Makna pintu paling tengah juga dipertegas oleh ayat Al-Baqarah 143, ketika Allah menyebut umat Islam sebagai "ummatan wasathan" umat yang berada di tengah, artinya umat yang adil, moderat, dan menjadi teladan. Dari sini bisa ditarik benang merah bahwa orang-orang yang masuk melalui pintu tengah surga adalah mereka yang menjalani hidup secara proporsional, antara dunia dan akhirat, antara ibadah ritual dan sosial.

Walau tidak memiliki nama khusus seperti "Bab Ar-Rayyan" untuk ahli puasa, makna pintu tengah tetap punya tempat istimewa dalam pemahaman spiritual umat Islam. Ia menjadi simbol bahwa keberkahan hidup bukan hanya terletak pada keunggulan di satu sisi, melainkan pada kemampuan menjaga keseimbangan iman, amal, dan akhlak dalam segala kondisi.
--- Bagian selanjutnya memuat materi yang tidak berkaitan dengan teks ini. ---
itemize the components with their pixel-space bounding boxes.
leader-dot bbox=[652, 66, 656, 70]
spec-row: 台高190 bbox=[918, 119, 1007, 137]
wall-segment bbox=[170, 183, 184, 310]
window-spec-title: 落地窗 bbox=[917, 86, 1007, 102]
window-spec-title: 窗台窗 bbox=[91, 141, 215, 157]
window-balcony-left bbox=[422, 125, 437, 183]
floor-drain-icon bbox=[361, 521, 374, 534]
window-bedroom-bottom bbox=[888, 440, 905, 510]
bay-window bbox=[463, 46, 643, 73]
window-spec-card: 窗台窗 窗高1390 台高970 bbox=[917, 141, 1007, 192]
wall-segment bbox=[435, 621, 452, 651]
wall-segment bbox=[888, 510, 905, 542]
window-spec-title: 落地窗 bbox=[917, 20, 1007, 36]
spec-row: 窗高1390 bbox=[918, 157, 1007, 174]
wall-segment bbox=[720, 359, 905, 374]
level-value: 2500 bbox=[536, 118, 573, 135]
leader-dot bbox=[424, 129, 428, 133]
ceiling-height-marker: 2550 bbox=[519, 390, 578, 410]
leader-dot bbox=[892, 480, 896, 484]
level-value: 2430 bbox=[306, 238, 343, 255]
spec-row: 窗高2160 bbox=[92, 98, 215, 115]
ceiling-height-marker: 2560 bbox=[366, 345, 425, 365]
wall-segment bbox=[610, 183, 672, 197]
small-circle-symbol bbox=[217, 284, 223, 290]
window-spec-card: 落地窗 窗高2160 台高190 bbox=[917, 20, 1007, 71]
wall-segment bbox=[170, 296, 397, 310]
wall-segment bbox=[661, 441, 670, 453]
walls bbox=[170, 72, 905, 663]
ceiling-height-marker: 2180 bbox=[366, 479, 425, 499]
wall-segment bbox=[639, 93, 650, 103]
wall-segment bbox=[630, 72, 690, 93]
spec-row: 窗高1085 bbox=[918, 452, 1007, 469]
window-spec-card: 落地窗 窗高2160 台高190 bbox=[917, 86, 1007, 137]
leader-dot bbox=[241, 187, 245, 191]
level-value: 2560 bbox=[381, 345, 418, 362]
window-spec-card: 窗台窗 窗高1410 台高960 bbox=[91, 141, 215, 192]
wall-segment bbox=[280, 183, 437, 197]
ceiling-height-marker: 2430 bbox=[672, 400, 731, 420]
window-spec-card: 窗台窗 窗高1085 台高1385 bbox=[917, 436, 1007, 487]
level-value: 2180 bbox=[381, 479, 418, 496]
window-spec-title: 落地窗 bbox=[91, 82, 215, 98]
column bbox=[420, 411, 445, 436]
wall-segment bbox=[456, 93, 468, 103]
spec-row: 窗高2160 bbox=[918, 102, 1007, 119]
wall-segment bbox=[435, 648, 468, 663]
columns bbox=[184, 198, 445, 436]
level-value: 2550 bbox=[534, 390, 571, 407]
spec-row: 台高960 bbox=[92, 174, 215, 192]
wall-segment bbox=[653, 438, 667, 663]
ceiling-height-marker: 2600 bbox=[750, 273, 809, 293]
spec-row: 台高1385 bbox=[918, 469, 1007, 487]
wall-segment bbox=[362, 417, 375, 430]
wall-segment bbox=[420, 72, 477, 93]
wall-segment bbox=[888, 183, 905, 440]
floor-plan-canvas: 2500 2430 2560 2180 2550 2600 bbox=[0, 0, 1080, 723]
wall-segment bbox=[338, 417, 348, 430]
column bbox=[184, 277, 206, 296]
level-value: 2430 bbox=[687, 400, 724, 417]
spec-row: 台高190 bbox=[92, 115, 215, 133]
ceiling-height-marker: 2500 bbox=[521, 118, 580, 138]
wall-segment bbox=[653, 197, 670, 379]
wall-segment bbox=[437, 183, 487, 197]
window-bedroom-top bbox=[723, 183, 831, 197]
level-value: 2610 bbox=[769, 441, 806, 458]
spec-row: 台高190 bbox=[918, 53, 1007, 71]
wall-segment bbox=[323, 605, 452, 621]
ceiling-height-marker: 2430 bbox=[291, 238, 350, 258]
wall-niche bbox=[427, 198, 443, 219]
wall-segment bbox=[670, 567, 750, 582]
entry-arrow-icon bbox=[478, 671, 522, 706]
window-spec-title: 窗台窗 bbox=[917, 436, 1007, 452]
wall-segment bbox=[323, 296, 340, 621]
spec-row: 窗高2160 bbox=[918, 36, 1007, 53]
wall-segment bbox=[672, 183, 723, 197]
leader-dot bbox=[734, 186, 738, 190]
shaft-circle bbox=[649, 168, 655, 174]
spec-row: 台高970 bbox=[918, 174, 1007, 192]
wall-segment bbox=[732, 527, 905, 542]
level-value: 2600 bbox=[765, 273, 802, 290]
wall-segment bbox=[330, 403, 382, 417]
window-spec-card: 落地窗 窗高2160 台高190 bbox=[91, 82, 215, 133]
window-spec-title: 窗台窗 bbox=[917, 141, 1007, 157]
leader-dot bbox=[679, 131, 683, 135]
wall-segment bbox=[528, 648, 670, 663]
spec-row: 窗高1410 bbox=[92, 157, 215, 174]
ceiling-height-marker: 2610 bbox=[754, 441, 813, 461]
Dalam dunia yang kerap ditarik ke arah ekstremitas, konsep pintu tengah surga seakan menjadi pengingat bahwa Islam menganjurkan keseimbangan, bukan keterpakuan. Bahwa yang terbaik bukan yang paling banyak berbicara tentang surga, tetapi yang paling konsisten melangkah ke arahnya.